At 29 minutes, “II” is the same length as the band’s self-titled debut. If the band felt the pressure to expand its range, you don’t hear it. More an extension than a progression from its predecessor, “II” proves METZ won’t hesitate to pummel you into submission. May the band never lose its bite.

7. Deafheaven – “New Bermuda”

Deafheaven is, ostensibly, a metal band (though many of the genre’s more puritanical fans insist otherwise), but it borrows guitar tones from across the spectrum of rock music and its many offshoots. The intensity with which the band digs into these tones on its third album, “New Bermuda,” recalls ecological phenomena (hurricanes, monsoons, rain, sleet, hail) more than genre tropes. Such is the elemental fury the band builds toward on the album’s five songs, each of which is more than eight minutes long.

But as much as “New Bermuda” embodies nature’s wrath, it never fails to offer relief. Metal is often considered one-dimensional by outsiders, prone to expressing varying shades of anger and little else. Deafheaven understands the power and necessity of contrast and for every crowded and abrasive crescendo, the band follows with a sparse and tuneful comedown. This seesaw movement often occurs multiple times within a single song, creating a whiplash effect between tones, moods and textures.

For the careful listener, lead singer George Clarke’s lyrics cycle through disappointment, confinement, disconnection and other existential concerns, but they are largely unintelligible, and comprehension is not necessary to feel the album’s peaks and valleys in full. The band speaks in musical rather than literary terms and powerfully so. “New Bermuda” hurts on impact, but like any proper catharsis, it intensifies feeling in and outside of its boundaries.

6. FIDLAR – “Too”

Between Los Angeles punk band FIDLAR’s first and second albums, singer-guitarist Zac Carper stared down his demons and kicked a number of addictions, heroin the nastiest among them. The drug killed his pregnant girlfriend in 2013, shocking Carper into self-reflection.

“Too” is, therefore, the band’s quarter-life crisis. Where its self-titled debut reveled in bumped lines and ripped bowls, “Too” considers the consequences of self-destruction, without abandoning the band’s signature petulance. “I figured out when I got sober that life just sucks when you get older,” Carper sneers on “Sober.”

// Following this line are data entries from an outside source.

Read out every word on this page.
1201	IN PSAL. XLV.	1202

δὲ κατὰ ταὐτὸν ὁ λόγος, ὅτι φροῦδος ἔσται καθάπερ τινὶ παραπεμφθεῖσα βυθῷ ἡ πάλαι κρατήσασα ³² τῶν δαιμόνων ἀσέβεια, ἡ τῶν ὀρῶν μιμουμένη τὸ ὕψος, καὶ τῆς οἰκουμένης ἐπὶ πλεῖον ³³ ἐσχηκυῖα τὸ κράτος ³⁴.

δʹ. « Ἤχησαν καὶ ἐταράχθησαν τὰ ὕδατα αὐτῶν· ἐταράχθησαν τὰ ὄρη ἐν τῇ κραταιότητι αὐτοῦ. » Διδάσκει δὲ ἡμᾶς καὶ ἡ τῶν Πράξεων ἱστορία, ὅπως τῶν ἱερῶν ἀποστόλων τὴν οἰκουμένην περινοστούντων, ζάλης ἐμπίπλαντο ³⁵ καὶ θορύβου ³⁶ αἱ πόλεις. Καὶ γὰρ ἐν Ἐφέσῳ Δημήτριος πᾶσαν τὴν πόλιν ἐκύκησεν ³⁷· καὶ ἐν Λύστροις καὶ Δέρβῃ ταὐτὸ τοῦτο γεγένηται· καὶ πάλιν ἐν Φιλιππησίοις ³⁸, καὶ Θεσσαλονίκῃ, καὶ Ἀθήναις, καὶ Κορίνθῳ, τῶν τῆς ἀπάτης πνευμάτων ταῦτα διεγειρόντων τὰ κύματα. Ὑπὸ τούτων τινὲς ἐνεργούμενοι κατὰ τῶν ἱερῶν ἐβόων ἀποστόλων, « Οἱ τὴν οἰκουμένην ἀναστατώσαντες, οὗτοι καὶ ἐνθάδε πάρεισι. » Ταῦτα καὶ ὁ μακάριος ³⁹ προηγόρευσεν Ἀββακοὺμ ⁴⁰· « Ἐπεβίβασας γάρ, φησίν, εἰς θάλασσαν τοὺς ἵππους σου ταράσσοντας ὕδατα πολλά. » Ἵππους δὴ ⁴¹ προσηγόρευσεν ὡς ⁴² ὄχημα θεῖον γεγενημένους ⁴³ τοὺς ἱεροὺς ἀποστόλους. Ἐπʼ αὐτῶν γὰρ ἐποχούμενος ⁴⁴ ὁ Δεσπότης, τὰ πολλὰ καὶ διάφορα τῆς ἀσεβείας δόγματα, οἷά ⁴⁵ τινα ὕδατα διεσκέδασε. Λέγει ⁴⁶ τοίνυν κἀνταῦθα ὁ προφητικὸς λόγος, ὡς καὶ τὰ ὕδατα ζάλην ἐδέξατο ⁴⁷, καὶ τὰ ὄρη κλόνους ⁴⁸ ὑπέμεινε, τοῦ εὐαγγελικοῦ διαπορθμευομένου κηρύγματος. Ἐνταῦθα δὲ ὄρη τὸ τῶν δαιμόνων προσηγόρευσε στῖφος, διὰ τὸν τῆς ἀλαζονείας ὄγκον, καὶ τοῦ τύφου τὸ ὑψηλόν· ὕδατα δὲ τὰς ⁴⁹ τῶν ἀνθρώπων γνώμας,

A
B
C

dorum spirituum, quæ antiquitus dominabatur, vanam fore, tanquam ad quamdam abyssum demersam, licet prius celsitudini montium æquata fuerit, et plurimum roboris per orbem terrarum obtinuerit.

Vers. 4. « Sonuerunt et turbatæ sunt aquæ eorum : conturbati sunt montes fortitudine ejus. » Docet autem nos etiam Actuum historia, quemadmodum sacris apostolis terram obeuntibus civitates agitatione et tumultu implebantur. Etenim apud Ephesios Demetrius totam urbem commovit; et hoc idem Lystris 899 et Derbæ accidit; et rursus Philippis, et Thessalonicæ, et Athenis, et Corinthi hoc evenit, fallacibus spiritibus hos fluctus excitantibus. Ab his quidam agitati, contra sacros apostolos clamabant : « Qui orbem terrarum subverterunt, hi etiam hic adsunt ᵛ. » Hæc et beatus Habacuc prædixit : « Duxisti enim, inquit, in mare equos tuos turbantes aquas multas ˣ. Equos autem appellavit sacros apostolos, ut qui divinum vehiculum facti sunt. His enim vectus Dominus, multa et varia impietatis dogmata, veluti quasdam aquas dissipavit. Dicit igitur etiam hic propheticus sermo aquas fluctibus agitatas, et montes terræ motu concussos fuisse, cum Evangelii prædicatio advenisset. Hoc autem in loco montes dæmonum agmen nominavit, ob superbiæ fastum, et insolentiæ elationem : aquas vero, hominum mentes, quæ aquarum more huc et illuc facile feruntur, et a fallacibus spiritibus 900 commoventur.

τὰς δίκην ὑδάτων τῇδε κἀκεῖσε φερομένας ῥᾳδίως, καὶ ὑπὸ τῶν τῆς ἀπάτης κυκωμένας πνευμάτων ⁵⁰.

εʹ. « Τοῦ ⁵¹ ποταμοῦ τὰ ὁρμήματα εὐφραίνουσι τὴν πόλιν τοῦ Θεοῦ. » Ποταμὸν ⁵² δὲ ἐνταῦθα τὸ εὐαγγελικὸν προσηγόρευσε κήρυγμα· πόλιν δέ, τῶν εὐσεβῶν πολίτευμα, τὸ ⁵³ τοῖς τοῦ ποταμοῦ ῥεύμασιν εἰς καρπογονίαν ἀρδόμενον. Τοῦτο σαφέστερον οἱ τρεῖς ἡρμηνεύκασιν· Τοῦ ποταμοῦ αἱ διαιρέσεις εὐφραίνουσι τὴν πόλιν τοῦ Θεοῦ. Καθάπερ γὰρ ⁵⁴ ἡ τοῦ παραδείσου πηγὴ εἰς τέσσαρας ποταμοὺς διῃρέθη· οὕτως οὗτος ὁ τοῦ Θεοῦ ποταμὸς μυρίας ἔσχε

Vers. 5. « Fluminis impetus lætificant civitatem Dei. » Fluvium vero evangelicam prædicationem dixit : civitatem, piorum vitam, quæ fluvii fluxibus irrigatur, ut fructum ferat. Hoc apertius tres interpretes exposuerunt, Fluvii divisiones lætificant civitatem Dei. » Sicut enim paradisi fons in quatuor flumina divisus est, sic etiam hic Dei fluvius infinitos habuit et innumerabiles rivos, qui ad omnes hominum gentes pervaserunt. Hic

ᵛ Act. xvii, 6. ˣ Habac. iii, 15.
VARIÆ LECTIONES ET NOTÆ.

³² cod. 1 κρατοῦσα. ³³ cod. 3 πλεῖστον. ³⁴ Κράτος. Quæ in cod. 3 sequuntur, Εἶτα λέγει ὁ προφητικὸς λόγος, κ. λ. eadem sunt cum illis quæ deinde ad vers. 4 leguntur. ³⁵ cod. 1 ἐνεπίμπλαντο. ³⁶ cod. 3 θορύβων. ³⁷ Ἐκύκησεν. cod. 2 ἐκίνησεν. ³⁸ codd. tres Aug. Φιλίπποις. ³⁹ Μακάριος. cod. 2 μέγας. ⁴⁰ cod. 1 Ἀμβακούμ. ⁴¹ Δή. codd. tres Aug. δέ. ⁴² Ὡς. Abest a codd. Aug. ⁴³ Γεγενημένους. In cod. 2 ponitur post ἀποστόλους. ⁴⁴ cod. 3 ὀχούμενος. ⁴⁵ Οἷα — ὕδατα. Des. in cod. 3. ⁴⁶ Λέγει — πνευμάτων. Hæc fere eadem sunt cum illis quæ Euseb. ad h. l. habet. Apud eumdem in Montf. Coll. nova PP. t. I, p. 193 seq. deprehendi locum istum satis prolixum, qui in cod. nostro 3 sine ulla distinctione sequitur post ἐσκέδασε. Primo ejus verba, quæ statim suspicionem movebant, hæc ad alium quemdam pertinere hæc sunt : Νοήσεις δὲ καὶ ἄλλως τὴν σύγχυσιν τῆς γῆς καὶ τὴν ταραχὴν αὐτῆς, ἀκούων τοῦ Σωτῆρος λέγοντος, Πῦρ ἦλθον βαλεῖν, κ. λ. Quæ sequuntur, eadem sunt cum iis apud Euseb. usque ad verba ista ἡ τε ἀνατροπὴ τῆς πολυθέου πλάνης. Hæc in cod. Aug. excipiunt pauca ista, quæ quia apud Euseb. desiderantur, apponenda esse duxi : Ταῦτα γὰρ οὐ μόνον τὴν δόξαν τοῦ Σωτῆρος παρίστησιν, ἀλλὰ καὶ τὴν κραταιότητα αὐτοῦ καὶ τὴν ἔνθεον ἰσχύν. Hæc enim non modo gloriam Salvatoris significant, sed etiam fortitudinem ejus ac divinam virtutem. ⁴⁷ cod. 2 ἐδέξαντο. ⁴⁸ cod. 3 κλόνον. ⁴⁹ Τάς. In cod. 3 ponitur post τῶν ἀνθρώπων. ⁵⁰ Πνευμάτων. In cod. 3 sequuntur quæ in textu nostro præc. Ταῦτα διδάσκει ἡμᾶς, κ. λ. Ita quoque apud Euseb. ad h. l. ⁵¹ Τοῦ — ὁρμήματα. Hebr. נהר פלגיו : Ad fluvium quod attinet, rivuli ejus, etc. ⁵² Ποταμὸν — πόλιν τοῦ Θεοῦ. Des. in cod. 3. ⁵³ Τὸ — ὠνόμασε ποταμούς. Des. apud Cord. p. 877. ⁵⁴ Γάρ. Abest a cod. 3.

The genius of “Too” is that Carper and his bandmates realize personal growth and bile aren’t mutually exclusive. That resistance gives the album its edge, which Carper and Elvis Kuehn (the band’s other primary songwriter) use to sharpen their sticky melodies. For all of their gestures toward sloppiness and indifference, Carper and Kuehn possess a sneaky discipline. The hooks come loud, fast and tart while wrapped in tidy packaging.

Like Green Day crossed with Drive Like Jehu, the band embraces pop form and punk spirit, resolving the genres’ seeming contradictions with a smirk and a shrug. On “Too,” FIDLAR has it both ways, moving toward adulthood while blowing spitballs every step of the way.